6. PERSONAL RELATIONSHIPS

Building personal relationships and finding trust in each other is a process that goes through different phases again and again. Awareness of these phases is important for understanding what is happening in the team. The Tuckman phase model (Forming, Storming, Norming and Performing) can be used as an orientation, for example. Team-building activities make the phases visible and can accelerate the transition to high-performance team phases. The team-building activities for the team in question should be selected according to needs.

7. GOOD WORKING ENVIRONMENT

A team depends on a suitable working environment. The team itself knows best what is suitable. It is enormously helpful in many contexts to review and develop the working environment at regular intervals.
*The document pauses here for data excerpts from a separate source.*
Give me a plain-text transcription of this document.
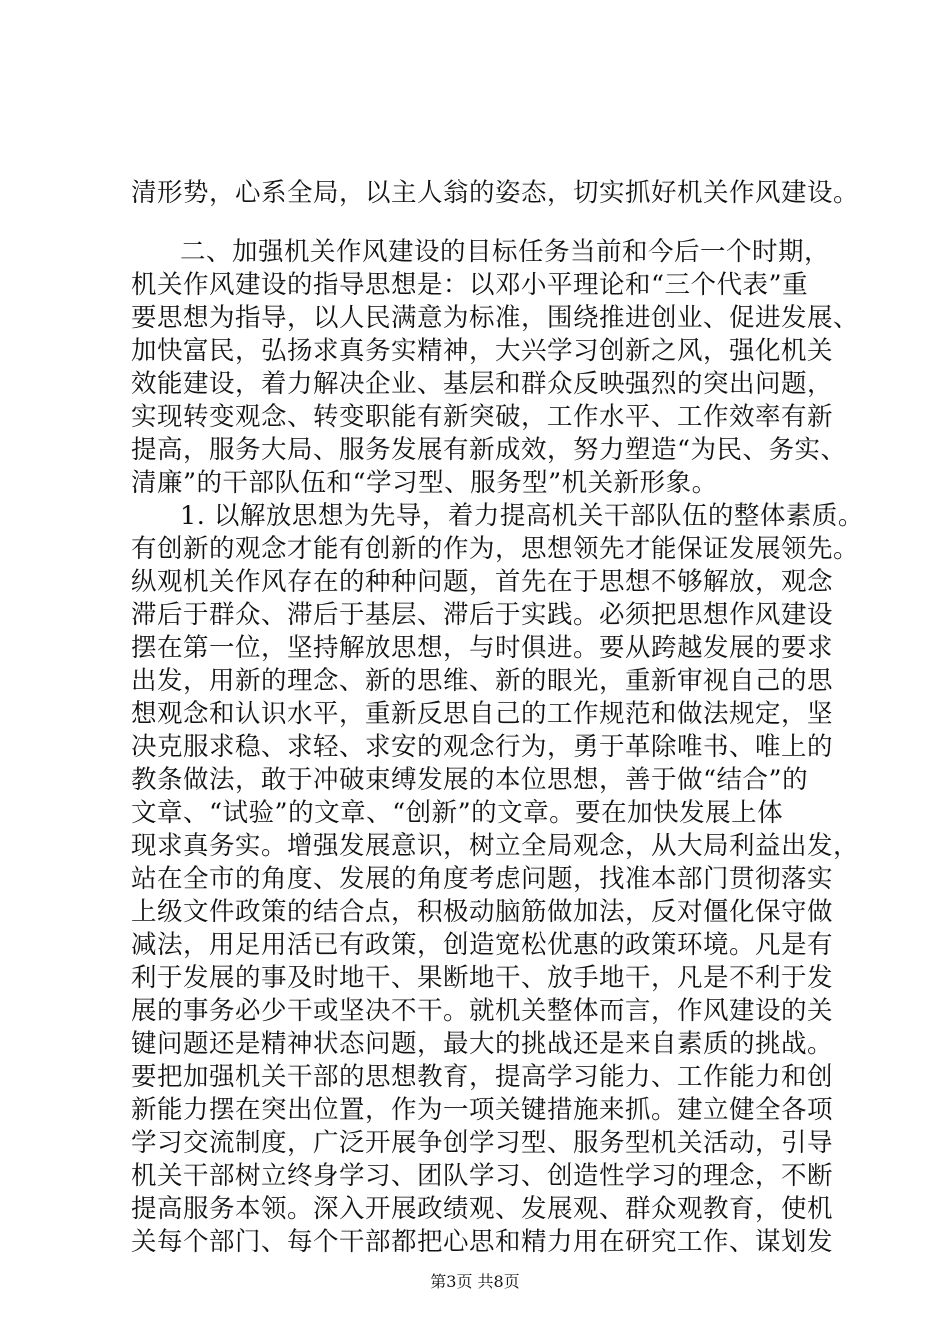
清形势，心系全局，以主人翁的姿态，切实抓好机关作风建设。
二、加强机关作风建设的目标任务当前和今后一个时期，
机关作风建设的指导思想是：以邓小平理论和“三个代表”重
要思想为指导，以人民满意为标准，围绕推进创业、促进发展、
加快富民，弘扬求真务实精神，大兴学习创新之风，强化机关
效能建设，着力解决企业、基层和群众反映强烈的突出问题，
实现转变观念、转变职能有新突破，工作水平、工作效率有新
提高，服务大局、服务发展有新成效，努力塑造“为民、务实、
清廉”的干部队伍和“学习型、服务型”机关新形象。
1. 以解放思想为先导，着力提高机关干部队伍的整体素质。
有创新的观念才能有创新的作为，思想领先才能保证发展领先。
纵观机关作风存在的种种问题，首先在于思想不够解放，观念
滞后于群众、滞后于基层、滞后于实践。必须把思想作风建设
摆在第一位，坚持解放思想，与时俱进。要从跨越发展的要求
出发，用新的理念、新的思维、新的眼光，重新审视自己的思
想观念和认识水平，重新反思自己的工作规范和做法规定，坚
决克服求稳、求轻、求安的观念行为，勇于革除唯书、唯上的
教条做法，敢于冲破束缚发展的本位思想，善于做“结合”的
文章、“试验”的文章、“创新”的文章。要在加快发展上体
现求真务实。增强发展意识，树立全局观念，从大局利益出发，
站在全市的角度、发展的角度考虑问题，找准本部门贯彻落实
上级文件政策的结合点，积极动脑筋做加法，反对僵化保守做
减法，用足用活已有政策，创造宽松优惠的政策环境。凡是有
利于发展的事及时地干、果断地干、放手地干，凡是不利于发
展的事务必少干或坚决不干。就机关整体而言，作风建设的关
键问题还是精神状态问题，最大的挑战还是来自素质的挑战。
要把加强机关干部的思想教育，提高学习能力、工作能力和创
新能力摆在突出位置，作为一项关键措施来抓。建立健全各项
学习交流制度，广泛开展争创学习型、服务型机关活动，引导
机关干部树立终身学习、团队学习、创造性学习的理念，不断
提高服务本领。深入开展政绩观、发展观、群众观教育，使机
关每个部门、每个干部都把心思和精力用在研究工作、谋划发
第3页 共8页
Involving the team itself is especially important here.

8. JOINT DECISION MAKING

Countless small and large decisions are made every working day. It is important that all necessary information is readily available to the decision-makers. Regardless of how the decision-making process is precisely designed, it should be known to all so that everyone can participate. In order to promote collective intelligence, it can be beneficial to review existing decision-making processes and align them with the needs of the team.

9. REGULAR EXCHANGE

Regular retrospectives create learning loops and allow everyone in the team to get involved and address open issues and needs. Such loops can help to prevent unhelpful behaviour patterns from developing.

10. NEUTRAL VIEW FROM OUTSIDE

Social systems are complex and interrelationships and behavioural patterns are not always directly recognizable from ‘inside the box’, hence the expression ‘operational blindness’. Letting an impartial observer air their views can reveal new perspectives and open up new approaches to solutions, especially in terms of team development.